Unions joined campaigners today to condemn the coalition's crackdown on legal challenges to government policy.
Addressing a conference of the CBI, David Cameron said that opponents of government policies would be given less time to apply for judicial review, face higher fees and see the chances to appeal halved.
Equality impact assessments would no longer be compulsory and consultation periods would be cut.
The Prime Minister said judicial review had become a "massive growth industry" which was delaying action and costing taxpayers too much money.
While Mr Cameron attempted to play up the trivial nature of the majority of judicial reviews, they have in fact been a highly effective tool for human rights lawyers challenging the government over allegations of abuse and torture.
Legal action charity Reprieve executive director Clare Algar said: "The Prime Minister seems determined to hamstring the courts when it comes to holding ministers accountable for their actions.

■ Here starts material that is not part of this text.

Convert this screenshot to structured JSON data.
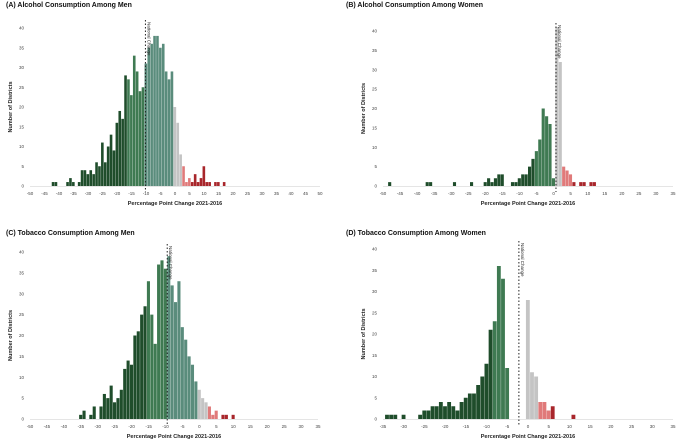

"The government is this week attempting to force plans for secret courts through the House of Lords, which would put ministers above the law. Now we hear he is seeking to limit the public's ability to challenge decisions made by ministers."
Mr Cameron also "called time" on equality impact assessments, saying: "We have smart people in Whitehall who consider equalities issues while they're making the policy. We don't need all this extra tick-box stuff."
He further suggested that ministers announced policies which then too often got bogged down in Whitehall "red tape" and said ministers would now be able to decide how long a consultation period was required.
"If you can get it done properly in a fortnight - great.
"And we are going further, saying: if there is no need for a consultation, then don't have one."
RMT general secretary Bob Crow told the Star: "This government of the rich and idle is once again using its power and privilege to swing the axe at equality and workplace rights as they dance to the bosses' tune.
"This attack would allow greedy employers to short-circuit fundamental rights to consultation and equalities impact assessments purely in the interests of profit and must be fought every step of the way."
TUC general secretary Brendan Barber said: "This move smacks of a desperate attempt to placate the business lobby which, like the TUC, is deeply concerned at our economy's anaemic growth. Scrapping equality impact assessments would be reckless and is not the way to get our country moving again."
While PCS general secretary Mark Serwotka said: "Against the backdrop of the threat of a triple-dip recession, this is a clear attempt to restrict ordinary people's rights to question and challenge this Tory-led government's unfair and damaging cuts that so obviously are not working."